Locally, the window of “suspicious” trading patterns will remain open until regulations are in place. The Securities Commission of Zimbabwe was this week quoted saying the commission was working on various statutory instruments that seek to plug insider trading and address matters of disclosure.
Alban Chirume, the commission’s chief executive officer, admitted that the Securities Act, which governs the equities market, needs some changes. And so the party continues for some astute market punters until regulations are gazetted?
“I think to solve this we need a computerised Central Depository System. Automation of the stock exchange is a critical element for minimisation of fraud and monitor compliance with the Indigenisation and Empowerment Act,” said Chirume.
Currently, he added, such information can only be drawn from transfer secretaries.

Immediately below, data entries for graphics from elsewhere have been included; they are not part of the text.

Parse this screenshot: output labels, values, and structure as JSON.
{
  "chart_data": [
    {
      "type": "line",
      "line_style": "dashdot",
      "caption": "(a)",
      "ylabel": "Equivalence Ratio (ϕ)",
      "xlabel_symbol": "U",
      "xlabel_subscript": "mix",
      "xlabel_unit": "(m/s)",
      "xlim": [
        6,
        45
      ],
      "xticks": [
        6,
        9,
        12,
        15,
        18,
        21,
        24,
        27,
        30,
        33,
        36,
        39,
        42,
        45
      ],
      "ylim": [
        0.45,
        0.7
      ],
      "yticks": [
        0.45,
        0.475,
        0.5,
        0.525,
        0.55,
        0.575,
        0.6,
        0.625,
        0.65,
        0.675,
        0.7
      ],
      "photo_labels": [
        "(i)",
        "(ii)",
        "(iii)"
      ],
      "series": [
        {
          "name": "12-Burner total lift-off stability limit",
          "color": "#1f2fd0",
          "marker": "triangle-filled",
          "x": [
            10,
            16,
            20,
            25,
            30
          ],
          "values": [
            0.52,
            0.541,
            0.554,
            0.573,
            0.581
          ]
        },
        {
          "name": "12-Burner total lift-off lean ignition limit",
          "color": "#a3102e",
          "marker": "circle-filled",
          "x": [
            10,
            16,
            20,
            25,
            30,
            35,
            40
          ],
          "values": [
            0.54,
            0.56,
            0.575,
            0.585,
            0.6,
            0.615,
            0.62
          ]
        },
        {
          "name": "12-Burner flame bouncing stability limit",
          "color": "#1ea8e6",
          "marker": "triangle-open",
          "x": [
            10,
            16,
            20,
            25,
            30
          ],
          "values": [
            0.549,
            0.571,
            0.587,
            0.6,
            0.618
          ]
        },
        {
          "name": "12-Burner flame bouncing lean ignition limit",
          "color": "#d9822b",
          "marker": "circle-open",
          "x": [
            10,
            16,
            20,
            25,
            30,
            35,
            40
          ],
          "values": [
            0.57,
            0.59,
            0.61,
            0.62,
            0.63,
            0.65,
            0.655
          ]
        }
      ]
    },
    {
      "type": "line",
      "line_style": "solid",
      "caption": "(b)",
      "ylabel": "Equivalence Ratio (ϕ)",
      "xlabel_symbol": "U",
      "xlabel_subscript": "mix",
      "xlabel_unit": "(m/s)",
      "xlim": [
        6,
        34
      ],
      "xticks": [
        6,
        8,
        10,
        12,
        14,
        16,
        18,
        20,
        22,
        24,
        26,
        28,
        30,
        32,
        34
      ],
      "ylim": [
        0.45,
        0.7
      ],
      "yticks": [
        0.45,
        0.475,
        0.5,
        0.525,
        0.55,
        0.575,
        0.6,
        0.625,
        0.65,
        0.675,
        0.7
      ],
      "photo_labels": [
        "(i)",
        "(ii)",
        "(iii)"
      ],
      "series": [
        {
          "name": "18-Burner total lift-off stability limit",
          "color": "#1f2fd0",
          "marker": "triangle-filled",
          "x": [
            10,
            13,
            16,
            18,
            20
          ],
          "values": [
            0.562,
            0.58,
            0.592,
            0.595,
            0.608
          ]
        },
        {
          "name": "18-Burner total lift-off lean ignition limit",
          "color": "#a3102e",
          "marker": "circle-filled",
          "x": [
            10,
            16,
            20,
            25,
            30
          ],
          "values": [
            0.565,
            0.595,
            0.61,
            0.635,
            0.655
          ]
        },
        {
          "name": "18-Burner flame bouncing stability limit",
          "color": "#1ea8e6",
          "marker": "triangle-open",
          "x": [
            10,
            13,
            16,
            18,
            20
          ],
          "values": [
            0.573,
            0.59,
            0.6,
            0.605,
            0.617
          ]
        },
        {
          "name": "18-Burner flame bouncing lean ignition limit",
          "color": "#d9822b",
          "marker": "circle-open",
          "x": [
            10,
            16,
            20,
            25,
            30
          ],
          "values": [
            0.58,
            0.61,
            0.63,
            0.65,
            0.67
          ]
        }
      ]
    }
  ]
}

“There are various issues of insider trading, which are not talked about in detail, that have to be overcome by putting the rules and regulations through a statutory instrument, which is a subsidiary legislative instrument of the Act (Securities Act),” Chirume said.
It remains to be seen whether the commission would closely monitor trades on the bourse in the absence of regulations and also if the ZSE committee will recommend the deregistration of players suspected of manipulating the exchange.
In 2002, the committee pushed for the suspension of Continental Securities’ brokers Bruce Eeson and Edwin Gumbo for “bringing the exchange into disrepute”.